Какую силу я должен использовать для моего ключа передачи ISC BIND?

В настоящее время я использую 128, это достаточно безопасно?

dnssec-keygen -a hmac-md5 -b 128 -n host foobar.com

Также я не уверен, является ли "хост" правильным значением для -n Arg. Я считаю, что последний аргумент "foobar.com" только для имени файла - верно?

0

security bind dnssec

Источник

Nick Bolton 16 ноя '09 в 15:20

1 ответ

Решение

Другие вопросы по тегам security bind dnssec

Michael Graff 16 ноя '09 в 16:10 2009-11-16 16:10 · Accepted Answer · 2009-11-16 16:10

HMAC-XXX ограничен количеством битов. Если вы используете HMAC-MD5 и решили использовать более 128 битов реальных случайных данных (сгенерированных с помощью вашей примерной командной строки), они будут потрачены впустую. Первое, что сделает HMAC, - если длина ключа превышает длину хеш-функции (в вашем случае MD5), то сначала выполняется хеш, который возвращает 128 бит.

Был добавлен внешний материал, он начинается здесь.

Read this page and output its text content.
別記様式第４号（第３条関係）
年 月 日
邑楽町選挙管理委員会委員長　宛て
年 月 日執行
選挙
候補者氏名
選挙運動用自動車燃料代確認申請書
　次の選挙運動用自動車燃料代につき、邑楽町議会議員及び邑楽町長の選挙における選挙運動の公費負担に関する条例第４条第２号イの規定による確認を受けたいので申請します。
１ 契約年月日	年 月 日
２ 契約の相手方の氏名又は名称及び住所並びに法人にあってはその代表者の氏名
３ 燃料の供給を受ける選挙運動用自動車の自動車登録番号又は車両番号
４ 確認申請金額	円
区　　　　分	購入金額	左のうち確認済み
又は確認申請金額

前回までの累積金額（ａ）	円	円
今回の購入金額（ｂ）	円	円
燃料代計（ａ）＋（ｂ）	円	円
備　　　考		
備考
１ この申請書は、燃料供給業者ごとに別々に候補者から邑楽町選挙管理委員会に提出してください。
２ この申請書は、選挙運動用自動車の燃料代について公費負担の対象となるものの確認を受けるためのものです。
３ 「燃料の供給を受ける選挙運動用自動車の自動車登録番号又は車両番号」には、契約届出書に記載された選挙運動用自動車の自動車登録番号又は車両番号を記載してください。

Если ваш пароль представляет собой текст в формате ASCII, например, введенный пароль, то, возможно, более полезен более длинный, но для ваших целей 128 - это максимум, что вам нужно.

BIND также поддерживает другие функции HMAC: HMAC-SHA1, HMAC-SHA256 и HMAC-512. Для SHA1 максимальная полезная длина составляет 160 бит, SHA256 и SHA512 - 256 и 512 бит.

Обратите внимание, что для всех практических целей, с HMAC, MD5, вероятно, достаточно.

Я также считаю, что ваша командная строка верна.